If you want a pretty basic understanding, without reading a whole economic textbook, about the current inflation/deflation debate and what is actually likely to happen, the whole thing is worth reading. In summary, you will find out why prices are falling in the face of massive monetary inflation on the part of the Federal Reserve, and why they are likely to increase very, very rapidly when lending starts up again in the next go-round of the crazy Keynesian roller-coaster we call the American Economy.
The price mechanism provides a means of coordinating consumer demands with producer realities. Retailers are wildly overstocked with goods now, having made their purchases for Christmas back in the spring or summer. (We should never forget that sellers have to buy goods before they sell them, and that this is always a speculative enterprise.)
The downturn hit hard and suddenly, and its impact has been felt up and down the structure of production. Retailers find themselves with a serious problem of overstuffed inventory, a declining cash flow, and a financial sector that is risk-averse. The solution is to disgorge, and this accords precisely with the demand of consumers. So in this one signal of the price we see a remarkable coordination taking place.

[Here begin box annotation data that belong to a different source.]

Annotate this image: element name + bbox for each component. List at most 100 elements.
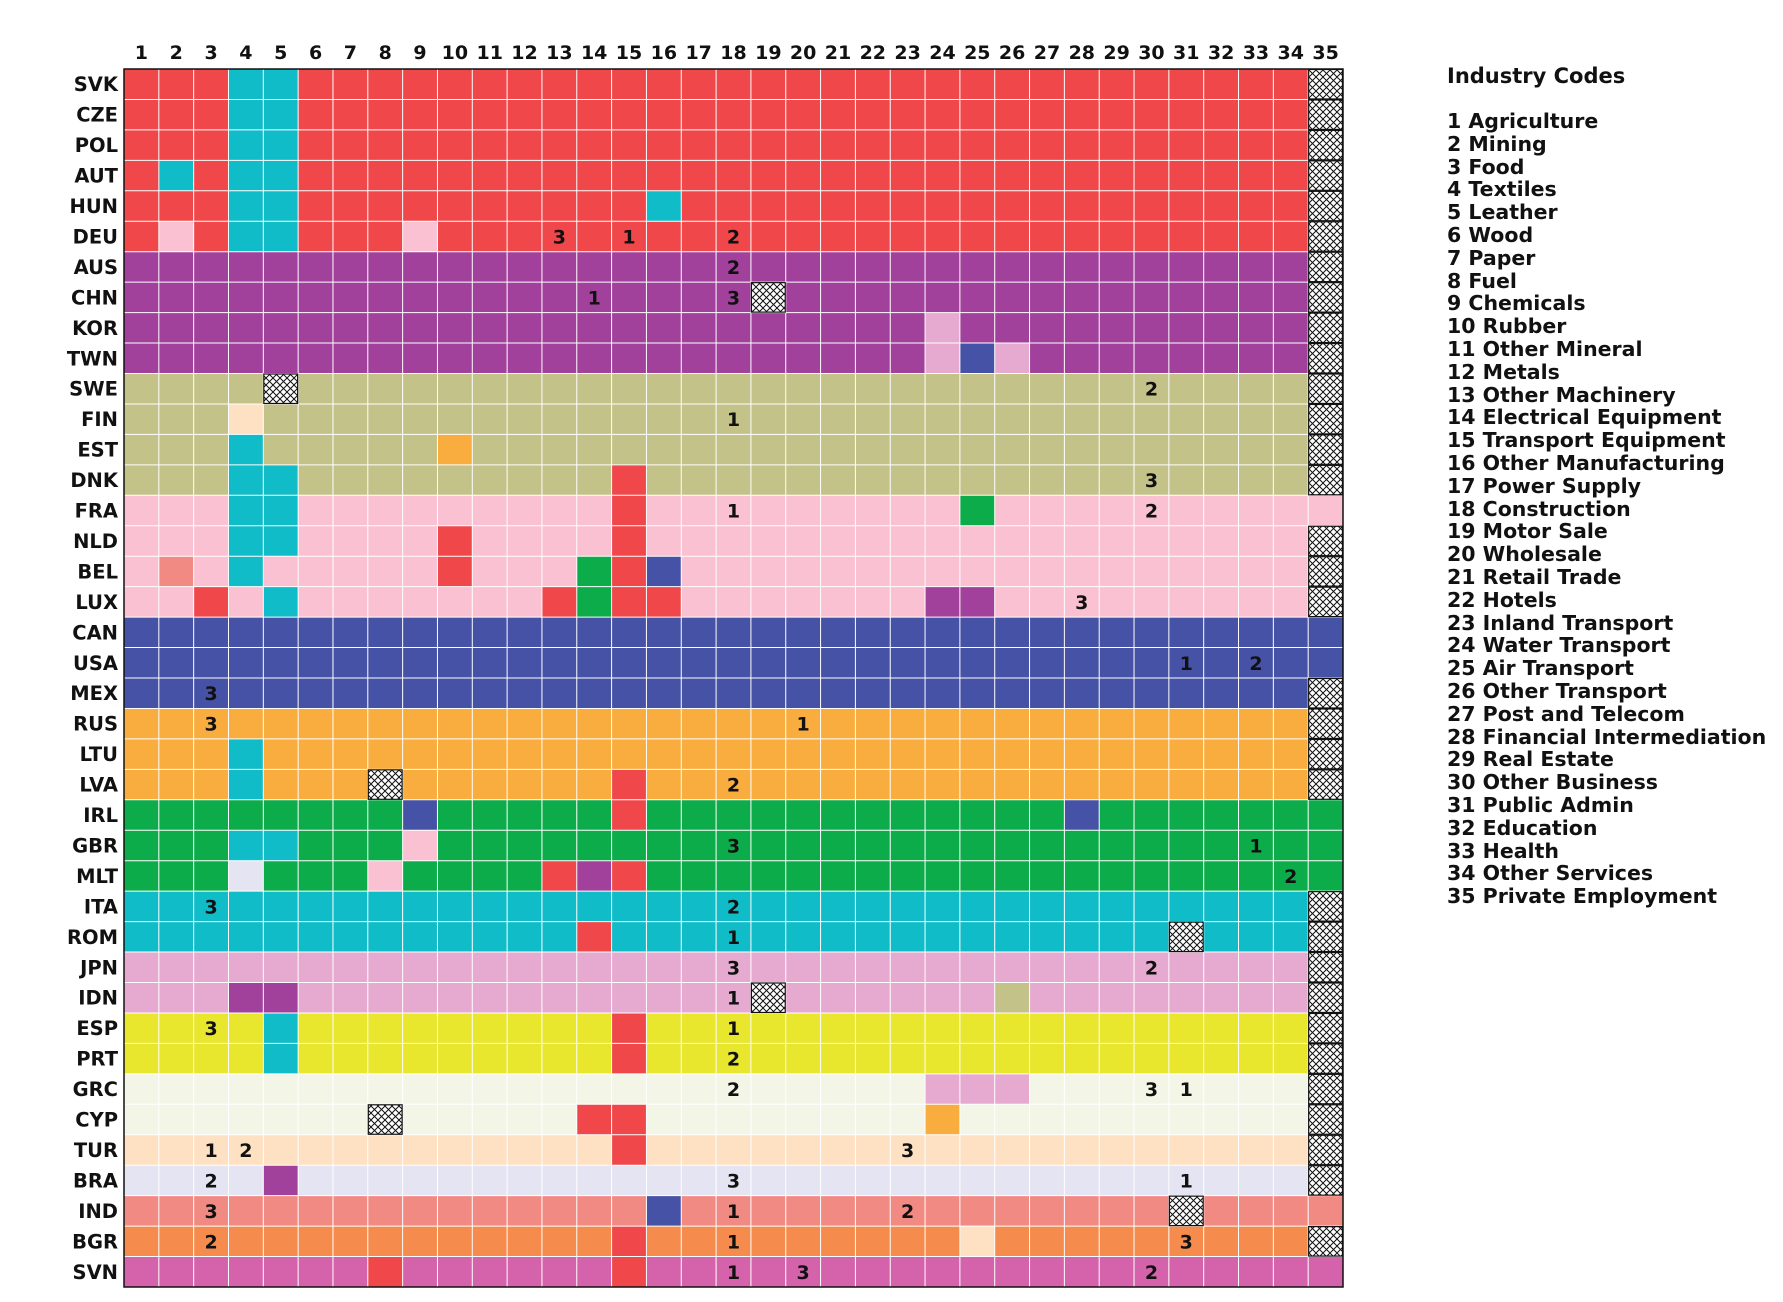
heatmap-cell-GRC-16 xyxy=(646,1073,682,1105)
heatmap-cell-PRT-27 xyxy=(1029,1043,1065,1075)
heatmap-cell-DEU-27 xyxy=(1029,221,1065,252)
heatmap-cell-TWN-20 xyxy=(785,343,821,374)
heatmap-cell-CYP-6 xyxy=(298,1104,334,1136)
heatmap-cell-GRC-21 xyxy=(820,1073,856,1105)
heatmap-cell-MLT-24 xyxy=(925,860,961,892)
y-tick-label: SWE xyxy=(69,378,118,401)
heatmap-cell-TUR-32 xyxy=(1203,1134,1239,1166)
heatmap-cell-KOR-17 xyxy=(681,312,717,344)
heatmap-cell-KOR-22 xyxy=(855,312,891,344)
x-tick-label: 5 xyxy=(274,42,287,64)
heatmap-cell-KOR-21 xyxy=(820,312,856,344)
heatmap-cell-USA-30 xyxy=(1134,647,1170,679)
heatmap-cell-HUN-1 xyxy=(124,190,160,222)
heatmap-cell-BRA-32 xyxy=(1203,1165,1239,1196)
heatmap-cell-RUS-8 xyxy=(367,708,403,740)
heatmap-cell-CAN-10 xyxy=(437,617,473,648)
heatmap-cell-LTU-20 xyxy=(785,738,821,770)
heatmap-cell-BGR-20 xyxy=(785,1226,821,1257)
legend-items: 1 Agriculture 2 Mining 3 Food 4 Textiles 5 L… xyxy=(1447,110,1766,908)
heatmap-cell-GBR-33 xyxy=(1238,830,1274,861)
heatmap-cell-SVN-31 xyxy=(1168,1256,1204,1288)
heatmap-cell-GBR-13 xyxy=(541,830,578,861)
heatmap-cell-DEU-20 xyxy=(785,221,821,252)
heatmap-cell-CAN-2 xyxy=(158,617,194,648)
heatmap-cell-CHN-21 xyxy=(820,282,856,313)
heatmap-cell-IND-25 xyxy=(959,1195,996,1227)
heatmap-cell-BGR-12 xyxy=(507,1226,543,1257)
heatmap-cell-EST-23 xyxy=(890,434,926,466)
heatmap-cell-AUT-20 xyxy=(785,160,821,192)
heatmap-cell-IND-22 xyxy=(855,1195,891,1227)
heatmap-cell-AUT-8 xyxy=(367,160,403,192)
legend-item: 3 Food xyxy=(1447,154,1525,179)
heatmap-cell-IND-1 xyxy=(124,1195,160,1227)
heatmap-cell-USA-21 xyxy=(820,647,856,679)
heatmap-cell-IND-12 xyxy=(507,1195,543,1227)
heatmap-cell-ITA-34 xyxy=(1273,891,1309,922)
heatmap-cell-FRA-34 xyxy=(1273,495,1309,527)
heatmap-cell-AUT-18 xyxy=(716,160,752,192)
heatmap-cell-GRC-5 xyxy=(263,1073,299,1105)
heatmap-cell-CAN-9 xyxy=(402,617,438,648)
heatmap-cell-JPN-7 xyxy=(332,952,369,983)
heatmap-cell-DNK-3 xyxy=(193,464,229,496)
heatmap-cell-LTU-21 xyxy=(820,738,856,770)
heatmap-cell-GRC-14 xyxy=(576,1073,612,1105)
heatmap-cell-USA-20 xyxy=(785,647,821,679)
heatmap-cell-ROM-12 xyxy=(507,921,543,953)
heatmap-cell-CAN-23 xyxy=(890,617,926,648)
heatmap-cell-IDN-1 xyxy=(124,982,160,1014)
heatmap-cell-PRT-23 xyxy=(890,1043,926,1075)
heatmap-cell-LUX-17 xyxy=(681,586,717,618)
heatmap-cell-TWN-6 xyxy=(298,343,334,374)
y-tick-label: CAN xyxy=(72,621,118,644)
heatmap-cell-FRA-12 xyxy=(507,495,543,527)
heatmap-cell-BEL-17 xyxy=(681,556,717,587)
heatmap-cell-MEX-19 xyxy=(750,678,787,709)
heatmap-cell-CAN-28 xyxy=(1064,617,1100,648)
heatmap-cell-AUS-3 xyxy=(193,251,229,283)
heatmap-cell-TUR-29 xyxy=(1099,1134,1135,1166)
heatmap-cell-DEU-35 xyxy=(1308,221,1344,252)
heatmap-cell-HUN-19 xyxy=(750,190,787,222)
heatmap-cell-TUR-18 xyxy=(716,1134,752,1166)
heatmap-cell-IRL-17 xyxy=(681,799,717,831)
heatmap-cell-IRL-22 xyxy=(855,799,891,831)
heatmap-cell-EST-9 xyxy=(402,434,438,466)
heatmap-cell-ROM-27 xyxy=(1029,921,1065,953)
heatmap-cell-SWE-2 xyxy=(158,373,194,405)
heatmap-cell-BRA-2 xyxy=(158,1165,194,1196)
heatmap-cell-CHN-15 xyxy=(611,282,647,313)
heatmap-cell-LVA-9 xyxy=(402,769,438,801)
cell-label-ITA-3: 3 xyxy=(204,896,217,918)
x-tick-label: 8 xyxy=(379,42,392,64)
heatmap-cell-EST-12 xyxy=(507,434,543,466)
heatmap-cell-FIN-6 xyxy=(298,403,334,435)
x-tick-label: 15 xyxy=(616,42,642,64)
heatmap-cell-CZE-27 xyxy=(1029,99,1065,131)
heatmap-cell-BEL-30 xyxy=(1134,556,1170,587)
heatmap-cell-LUX-11 xyxy=(472,586,508,618)
heatmap-cell-GRC-35 xyxy=(1308,1073,1344,1105)
heatmap-cell-BEL-5 xyxy=(263,556,299,587)
heatmap-cell-POL-34 xyxy=(1273,129,1309,161)
cell-label-DNK-30: 3 xyxy=(1145,470,1158,492)
heatmap-cell-KOR-5 xyxy=(263,312,299,344)
y-tick-label: POL xyxy=(75,134,118,157)
heatmap-cell-LVA-28 xyxy=(1064,769,1100,801)
heatmap-cell-ESP-6 xyxy=(298,1012,334,1044)
heatmap-cell-ROM-35 xyxy=(1308,921,1344,953)
heatmap-cell-CYP-2 xyxy=(158,1104,194,1136)
heatmap-cell-SVK-25 xyxy=(959,69,996,100)
heatmap-cell-CHN-27 xyxy=(1029,282,1065,313)
heatmap-cell-MEX-7 xyxy=(332,678,369,709)
heatmap-cell-SVN-3 xyxy=(193,1256,229,1288)
heatmap-cell-MEX-12 xyxy=(507,678,543,709)
y-tick-label: TWN xyxy=(67,347,118,370)
heatmap-cell-CZE-35 xyxy=(1308,99,1344,131)
heatmap-cell-TWN-18 xyxy=(716,343,752,374)
heatmap-cell-GRC-1 xyxy=(124,1073,160,1105)
heatmap-cell-DEU-30 xyxy=(1134,221,1170,252)
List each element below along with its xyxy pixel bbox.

When you put all these price cuts together — and they are pervasive — you end up with a macroeconomic setting that is a great relief to consumers in troubled times. Wouldn't you know that the press would find this to be a cause to bellyache about the supposed dangers of "deflation." And in a crazy, upside-down way, we find politicians, financial managers, and economists quoted all over the place who have deduced that the real problem with the economy is falling prices.